Dicke Luft: Nürnbergs Schulen haben ein CO2-Problem

11.10.2017, 05:44 Uhr
Dicke Luft: Nürnbergs Schulen haben ein CO2-Problem

© Foto: Daniel Karmann/dpa

Der Mensch muss atmen, das lässt sich nicht vermeiden, auch wenn er dabei permanent Kohlendioxid (CO2) in seine Umwelt pustet. In geschlossenen Räumen führt das dazu, dass der CO2-Gehalt in der Luft kontinuierlich ansteigt. Wer sich mit 25 anderen Menschen über längere Zeit in einem Zimmer aufhält, wird müde, kann sich schlecht konzentrieren, bekommt Kopfschmerzen. Studien zufolge sinkt die Leistungsfähigkeit ab einer CO2-Konzentration von 1000 ppm (parts per million) merklich. Ab 2000 ppm gilt die Luft als "hygienisch inakzeptabel".
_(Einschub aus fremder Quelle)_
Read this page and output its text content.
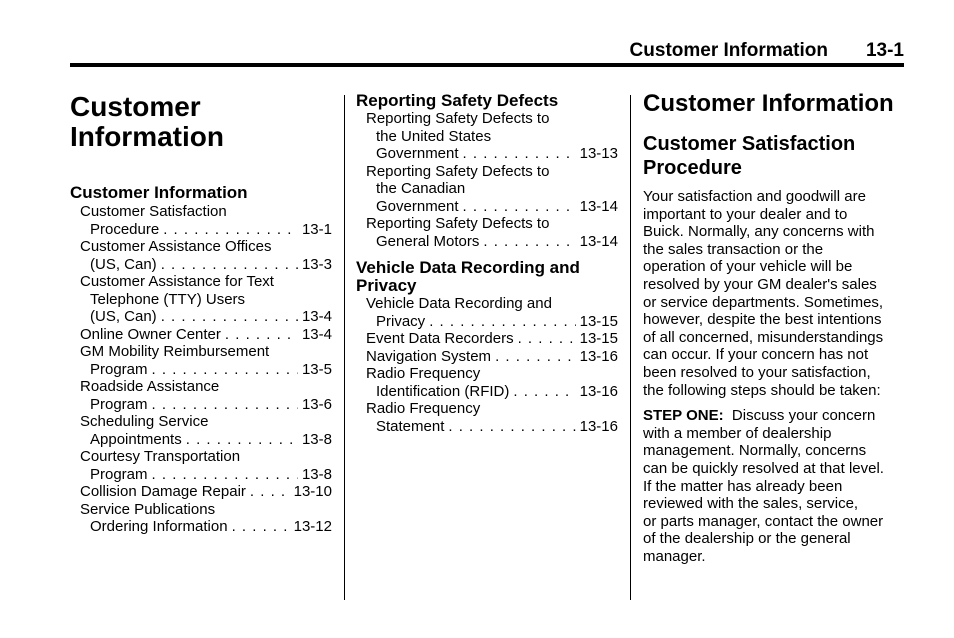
Customer Information 13-1
Customer
Information
Customer Information
Customer Satisfaction
Procedure . . .	13-1
Customer Assistance Offices
(US, Can) . . .	13-3
Customer Assistance for Text
Telephone (TTY) Users
(US, Can) . . .	13-4
Online Owner Center . . .	13-4
GM Mobility Reimbursement
Program . . .	13-5
Roadside Assistance
Program . . .	13-6
Scheduling Service
Appointments . . .	13-8
Courtesy Transportation
Program . . .	13-8
Collision Damage Repair . . .	13-10
Service Publications
Ordering Information . . .	13-12
Reporting Safety Defects
Reporting Safety Defects to
the United States
Government . . .	13-13
Reporting Safety Defects to
the Canadian
Government . . .	13-14
Reporting Safety Defects to
General Motors . . .	13-14
Vehicle Data Recording and
Privacy
Vehicle Data Recording and
Privacy . . .	13-15
Event Data Recorders . . .	13-15
Navigation System . . .	13-16
Radio Frequency
Identification (RFID) . . .	13-16
Radio Frequency
Statement . . .	13-16
Customer Information
Customer Satisfaction
Procedure
Your satisfaction and goodwill are
important to your dealer and to
Buick. Normally, any concerns with
the sales transaction or the
operation of your vehicle will be
resolved by your GM dealer's sales
or service departments. Sometimes,
however, despite the best intentions
of all concerned, misunderstandings
can occur. If your concern has not
been resolved to your satisfaction,
the following steps should be taken:
STEP ONE: Discuss your concern
with a member of dealership
management. Normally, concerns
can be quickly resolved at that level.
If the matter has already been
reviewed with the sales, service,
or parts manager, contact the owner
of the dealership or the general
manager.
Das Problem ist nicht neu, aber es hält sich hartnäckig. "Nürnberg steht nicht alleine damit da", sagt Umweltreferent Peter Pluschke. "Das bewegt viele Kommunen." Auch, weil es eine klare Empfehlung des Umweltbundesamts gebe. "Leitfaden für die Innenraumhygiene in Schulgebäuden", heißt das 140-Seitenwerk - auch darin heißt es, dass richtig und konsequent gelüftet werden muss.
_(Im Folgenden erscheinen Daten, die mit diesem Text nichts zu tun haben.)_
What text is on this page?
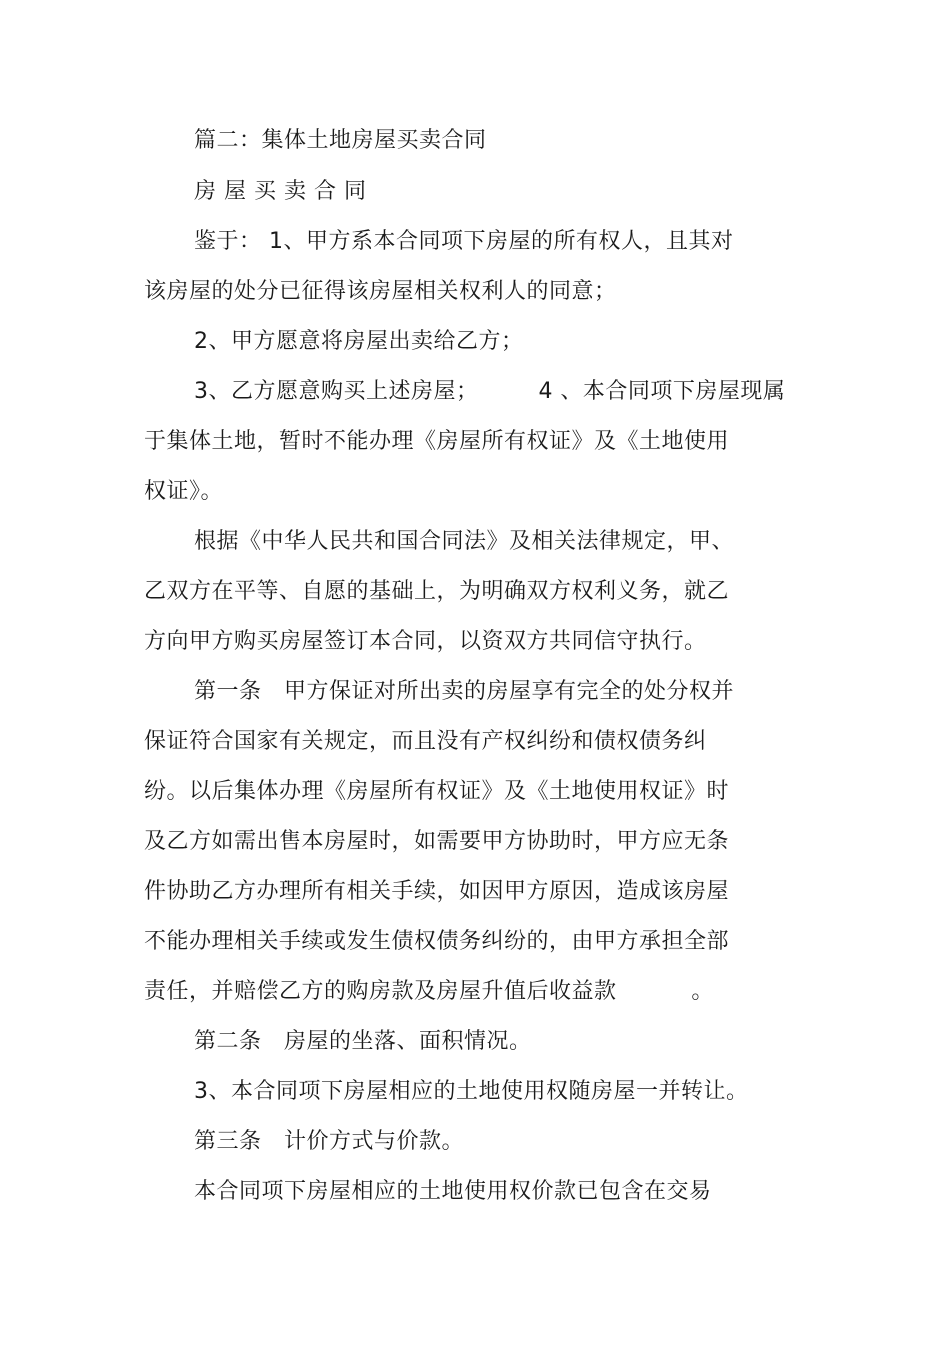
篇二：集体土地房屋买卖合同
房 屋 买 卖 合 同
鉴于： 1、甲方系本合同项下房屋的所有权人，且其对
该房屋的处分已征得该房屋相关权利人的同意；
2、甲方愿意将房屋出卖给乙方；
3、乙方愿意购买上述房屋；        4 、本合同项下房屋现属
于集体土地，暂时不能办理《房屋所有权证》及《土地使用
权证》。
根据《中华人民共和国合同法》及相关法律规定，甲、
乙双方在平等、自愿的基础上，为明确双方权利义务，就乙
方向甲方购买房屋签订本合同，以资双方共同信守执行。
第一条   甲方保证对所出卖的房屋享有完全的处分权并
保证符合国家有关规定，而且没有产权纠纷和债权债务纠
纷。以后集体办理《房屋所有权证》及《土地使用权证》时
及乙方如需出售本房屋时，如需要甲方协助时，甲方应无条
件协助乙方办理所有相关手续，如因甲方原因，造成该房屋
不能办理相关手续或发生债权债务纠纷的，由甲方承担全部
责任，并赔偿乙方的购房款及房屋升值后收益款          。
第二条   房屋的坐落、面积情况。
3、本合同项下房屋相应的土地使用权随房屋一并转让。
第三条   计价方式与价款。
本合同项下房屋相应的土地使用权价款已包含在交易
"In den Neubauten mit Lüftungsanlagen ist die Lufthygiene unkritisch", sagt Peter Pluschke. Entscheidend sei auch die bauliche Situation. "Wenn Räume groß und sehr hoch sind, wirkt sich das zum Beispiel sehr vorteilhaft aus. Aber natürlich muss auch da gelüftet werden."

"Alles in allem eine nicht zufriedenstellende Situation"

In den Jahren 2009 bis 2011 wurden 17 Schulen und Kindertagesstätten energetisch saniert. Danach musste die Stadt feststellen, dass die Vorgaben des Umweltbundesamts nicht erfüllt waren. Messungen ergaben zu hohe CO2-Werte in den Klassenzimmern. Also wurde die Arbeitsgruppe Bau-Umwelt-Gesundheit (bug) gegründet, die ein Messprogramm auflegte. Zwischen 2012 und 2014 wurden die Werte in sechs ausgewählten Schulen gemessen - saniert und unsaniert, mit mechanischer Lüftung und ohne.

Untersucht wurden die CO2-Werte im Zeitraum zwischen 8 und 17 Uhr. Teilweise lagen sie bis zu fünf Stunden lang im "hygienisch auffälligen Bereich", also zwischen 1000 und 2000 ppm und bis zu zweieinhalb Stunden im "hygienisch inakzeptablen Bereich", nämlich über 2000 ppm. "Alles in allem eine nicht zufriedenstellende Situation", heißt es im Abschlussbericht der Arbeitsgruppe, mit dem sich der Schulausschuss des Stadtrats am 20. Oktober beschäftigt.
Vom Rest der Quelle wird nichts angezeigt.